Claudio se volvió de nuevo hacia su esposa, y continuó caminando hacia la puerta con su paso torpe. Británico y Nerón los siguieron a una corta distancia. El resto de hombres presentes en la habitación permanecieron de pie en silencio, hasta que el emperador y su familia hubieron abandonado la estancia. Entonces empezaron a hablar en tono apagado. Los germanos se llevaron a los prisioneros para conducirlos a su muerte, en tanto que otros retiraban los cadáveres de Geta y Sinio. Tigelino se dirigió a Cato y Macro con una sonrisa de satisfacción.

—Espero por vuestro bien que nuestros caminos no vuelvan a cruzarse.

—No te preocupes —respondió Macro—. Vamos a dejar los pretorianos en cuanto nos sea posible. Nosotros volveremos al ejército de verdad.

—Qué afortunados. Menos paga, menos perspectivas y la miseria de la frontera. Te aseguro que me corroe la envidia.

Macro agarró al centurión por la túnica y lo atrajo hacia sí.

—Sé lo que eres —dijo en voz baja y amenazadora—. Puede que hayas engañado al emperador, pero nosotros sabemos la verdad, Cato y yo. Si nuestros caminos vuelven a cruzarse, juro que te mataré primero y luego haré las preguntas.

—Resultaría bastante inútil —observó Tigelino, al tiempo que alzaba la mano y tiraba de la túnica para sacarla de entre los dedos de Macro—. Y ahora, si me perdonas, tu hedor me resulta desagradable. —Retrocedió a una distancia prudencial y se quedó junto a Palas. El liberto no pudo evitar mirar a Narciso con una sonrisa triunfal.
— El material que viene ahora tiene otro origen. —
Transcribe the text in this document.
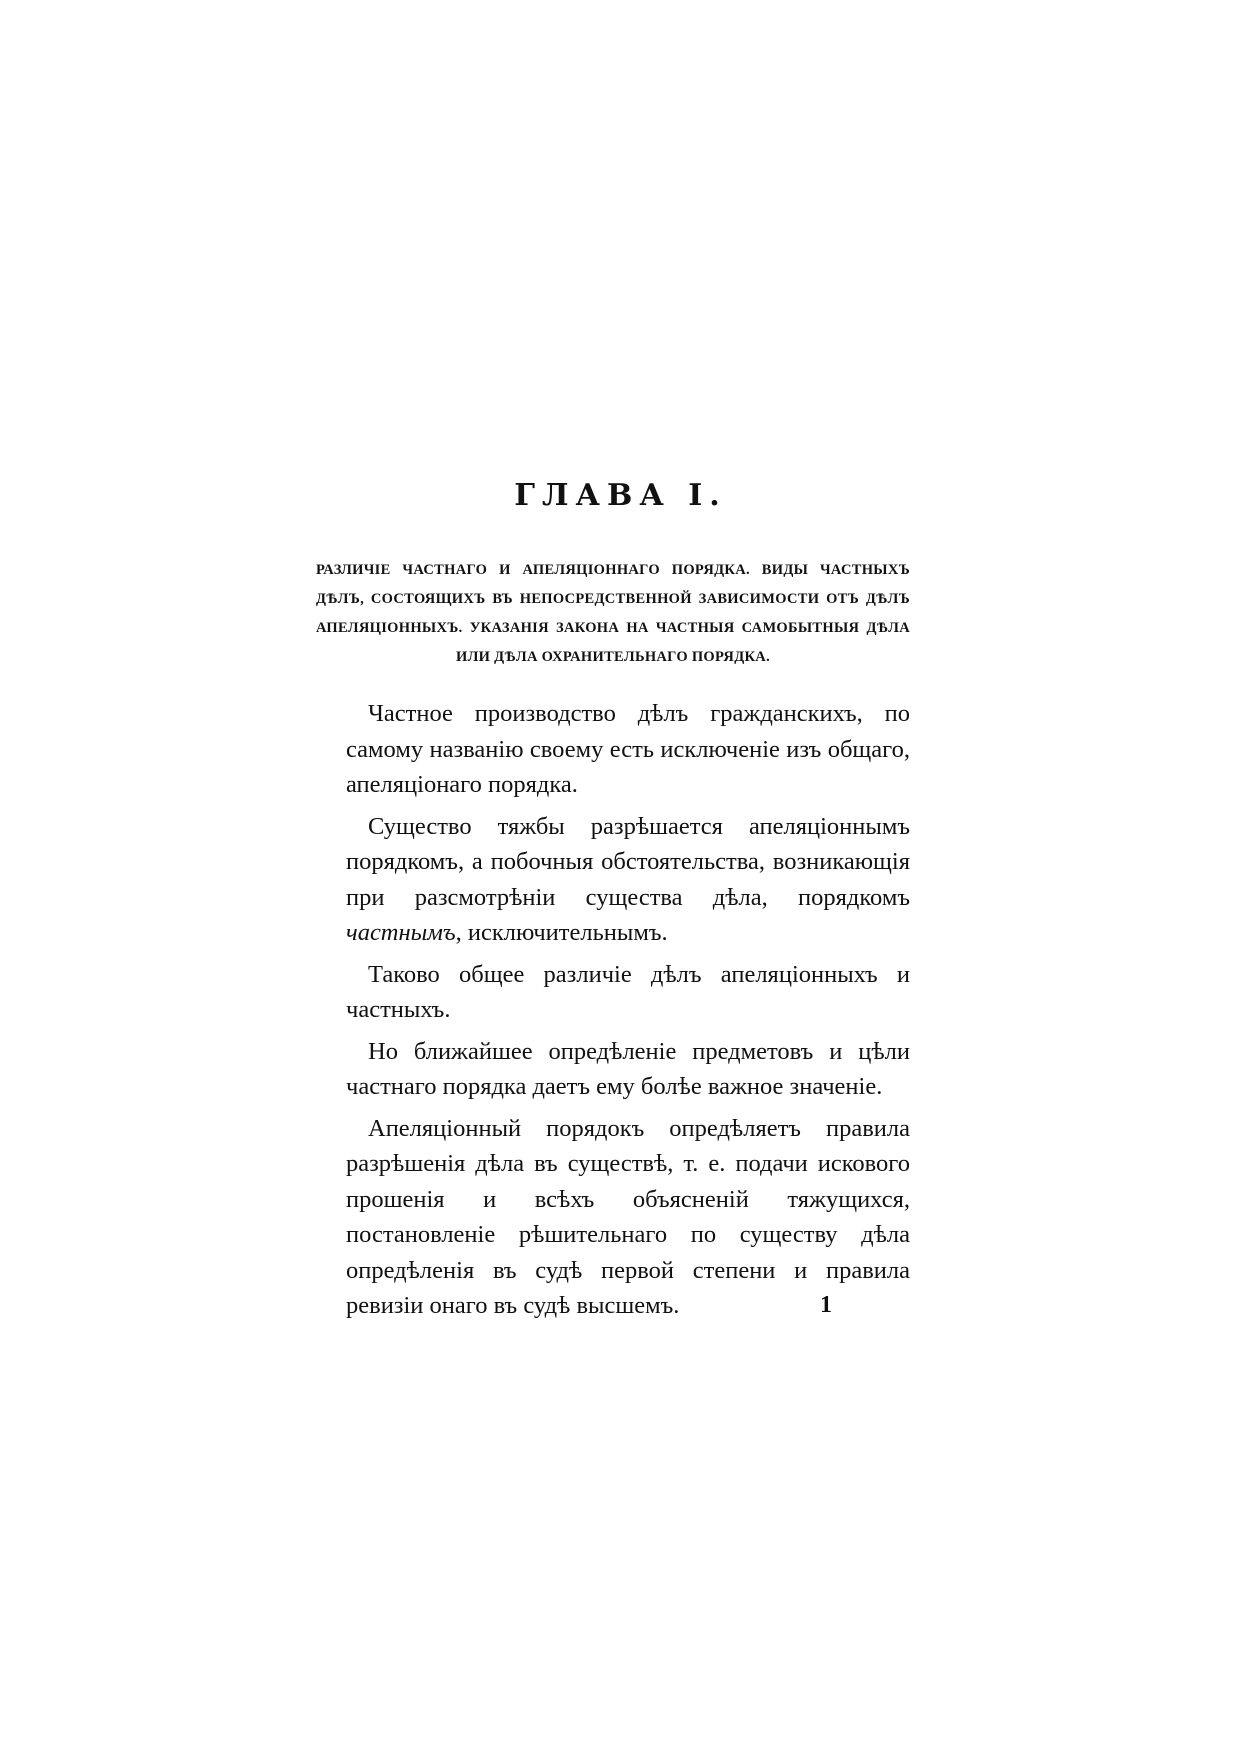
ГЛАВА I.

РАЗЛИЧІЕ ЧАСТНАГО И АПЕЛЯЦІОННАГО ПОРЯДКА. ВИДЫ ЧАСТНЫХЪ ДѢЛЪ, СОСТОЯЩИХЪ ВЪ НЕПОСРЕДСТВЕННОЙ ЗАВИСИМОСТИ ОТЪ ДѢЛЪ АПЕЛЯЦІОННЫХЪ. УКАЗАНІЯ ЗАКОНА НА ЧАСТНЫЯ САМОБЫТНЫЯ ДѢЛА ИЛИ ДѢЛА ОХРАНИТЕЛЬНАГО ПОРЯДКА.

Частное производство дѣлъ гражданскихъ, по самому названію своему есть исключеніе изъ общаго, апеляціонаго порядка.

Существо тяжбы разрѣшается апеляціоннымъ порядкомъ, а побочныя обстоятельства, возникающія при разсмотрѣніи существа дѣла, порядкомъ частнымъ, исключительнымъ.

Таково общее различіе дѣлъ апеляціонныхъ и частныхъ.

Но ближайшее опредѣленіе предметовъ и цѣли частнаго порядка даетъ ему болѣе важное значеніе.

Апеляціонный порядокъ опредѣляетъ правила разрѣшенія дѣла въ существѣ, т. е. подачи искового прошенія и всѣхъ объясненій тяжущихся, постановленіе рѣшительнаго по существу дѣла опредѣленія въ судѣ первой степени и правила ревизіи онаго въ судѣ высшемъ.	1
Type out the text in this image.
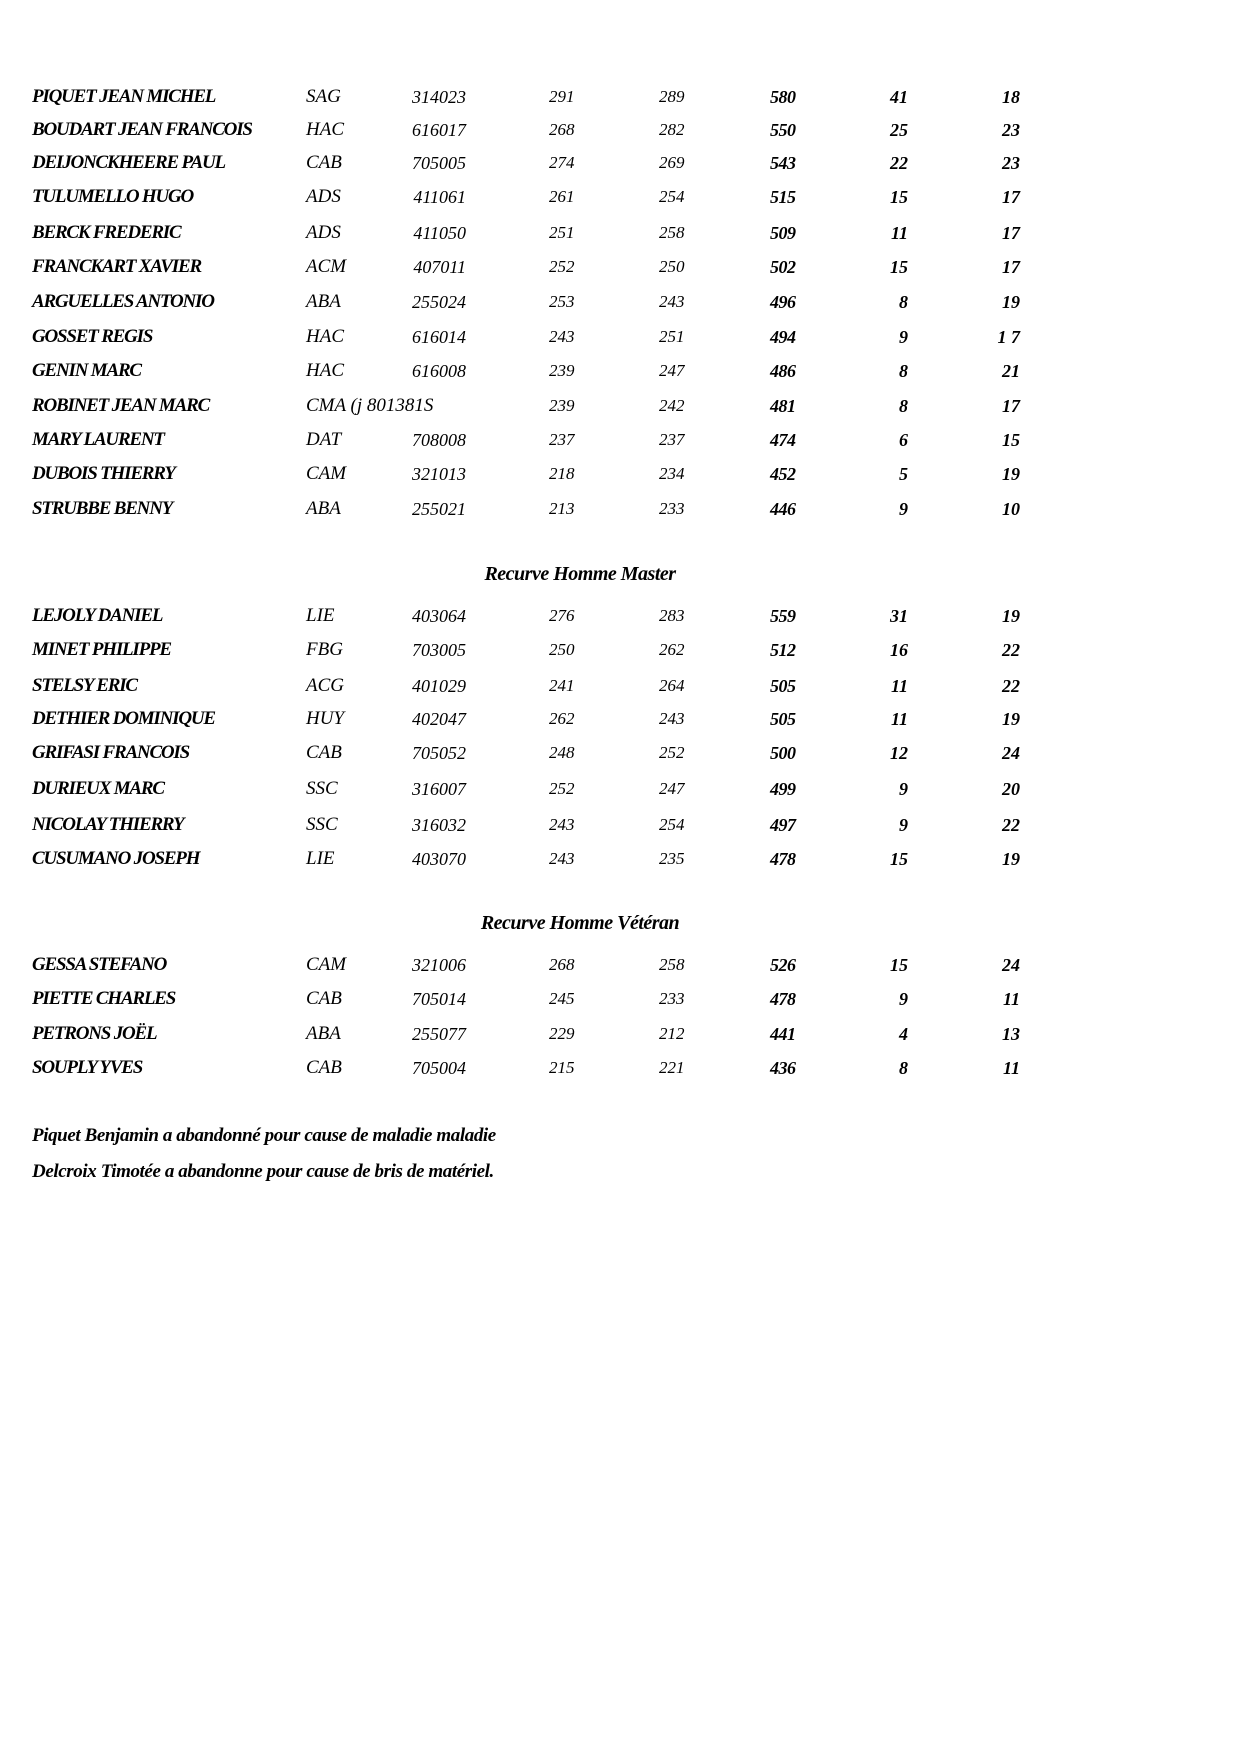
PIQUET JEAN MICHEL	SAG	314023	291	289	580	41	18
BOUDART JEAN FRANCOIS	HAC	616017	268	282	550	25	23
DEIJONCKHEERE PAUL	CAB	705005	274	269	543	22	23
TULUMELLO HUGO	ADS	411061	261	254	515	15	17
BERCK FREDERIC	ADS	411050	251	258	509	11	17
FRANCKART XAVIER	ACM	407011	252	250	502	15	17
ARGUELLES ANTONIO	ABA	255024	253	243	496	8	19
GOSSET REGIS	HAC	616014	243	251	494	9	1 7
GENIN MARC	HAC	616008	239	247	486	8	21
ROBINET JEAN MARC	CMA (j 801381S	239	242	481	8	17
MARY LAURENT	DAT	708008	237	237	474	6	15
DUBOIS THIERRY	CAM	321013	218	234	452	5	19
STRUBBE BENNY	ABA	255021	213	233	446	9	10
Recurve Homme Master
LEJOLY DANIEL	LIE	403064	276	283	559	31	19
MINET PHILIPPE	FBG	703005	250	262	512	16	22
STELSY ERIC	ACG	401029	241	264	505	11	22
DETHIER DOMINIQUE	HUY	402047	262	243	505	11	19
GRIFASI FRANCOIS	CAB	705052	248	252	500	12	24
DURIEUX MARC	SSC	316007	252	247	499	9	20
NICOLAY THIERRY	SSC	316032	243	254	497	9	22
CUSUMANO JOSEPH	LIE	403070	243	235	478	15	19
Recurve Homme Vétéran
GESSA STEFANO	CAM	321006	268	258	526	15	24
PIETTE CHARLES	CAB	705014	245	233	478	9	11
PETRONS JOËL	ABA	255077	229	212	441	4	13
SOUPLY YVES	CAB	705004	215	221	436	8	11
Piquet Benjamin a abandonné pour cause de maladie maladie
Delcroix Timotée a abandonne pour cause de bris de matériel.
—Esto no ha terminado —dijo el secretario imperial con firmeza—. Esta vez has ganado, pero no lograrás engañar al emperador siempre.

—No tendré que hacerlo. ¿Cuánto tiempo más crees que vivirá Claudio? ¿Cinco años? ¿Tres? ¿Uno? —Palas tiró del borde de su túnica—. Mi chico será el próximo en vestir la púrpura de emperador. Británico ya no es lo que era. Afróntalo, has elegido el caballo equivocado, Narciso. Yo tengo a Nerón, tengo a su madre, y el emperador me ha asignado la tarea de repartir el grano. Diría que eso me convierte en el hombre más popular de una ciudad hambrienta, ¿no crees? Mientras tanto, ¿qué tienes tú? La gratitud del emperador, nada más. ¿Cuánto tiempo crees que vas a tener su favor cuando Agripina haya clavado sus garras en el viejo? Sean cuales sean tus indudables talentos, no creo que seducir a un anciano cachondo se cuente entre ellos —Palas dio unas palmaditas en el hombro del secretario imperial—. Disfruta de este momento, viejo amigo. No habrá más oportunidades. Te doy mi palabra. Vamos, Tigelino —le hizo señas al centurión, y ambos se dirigieron a la puerta—. Debemos tener una pequeña charla sobre tu futuro.

En la habitación sólo quedaron Narciso, Cato y Macro. El secretario imperial miraba fijamente el trono del emperador con expresión amarga y cansada. Macro tiró suavemente del brazo de su amigo y le dijo en voz baja:

—Vámonos, ya no tenemos nada más que hacer aquí. Esto se ha terminado.

—¿Terminado? —Cato meneó la cabeza—. ¿Cómo puedes decir eso?

—La gente tendrá el grano. El emperador ha sobrevivido al intento de asesinato. Nosotros seguimos vivos —Macro se encogió de hombros—. Es el mejor resultado que cabría esperar, a mi modo de ver. Ahora me vendría muy bien tomar un baño, una copa y dormir un poco. Y a ti también. Vamos, muchacho.

—¿Vamos? ¿Adónde quieres ir? ¿De vuelta al campamento? ¿No va a ser un poco difícil ahora que se ha descubierto nuestra tapadera?

—¿Y a dónde podemos ir si no? Aparte del cuartel no tenemos ninguna otra casa, Cato.

Cato pensó un momento y asintió con la cabeza. Ahora que la conspiración había sido frustrada, en el campamento deberían estar a salvo bajo sus verdaderos nombres. Al menos durante unos pocos días, hasta que pudiera arreglarse algo mejor. Cato dirigió una última mirada al abatido secretario imperial. Todavía quedaba un asunto por resolver.

—Narciso… Ya hablaremos.

—Sí… —respondió Narciso con gesto ausente. Entonces se volvió a mirar a Cato con expresión calculadora—. ¿Hablaremos de qué?

—De los Libertadores —contestó Cato con prudencia—. Y también de tu promesa de buscarnos un puesto en el ejército, con la confirmación de mi ascenso.

—Entiendo. Sí —Narciso asintió lentamente con la cabeza—. Pues ya hablaremos.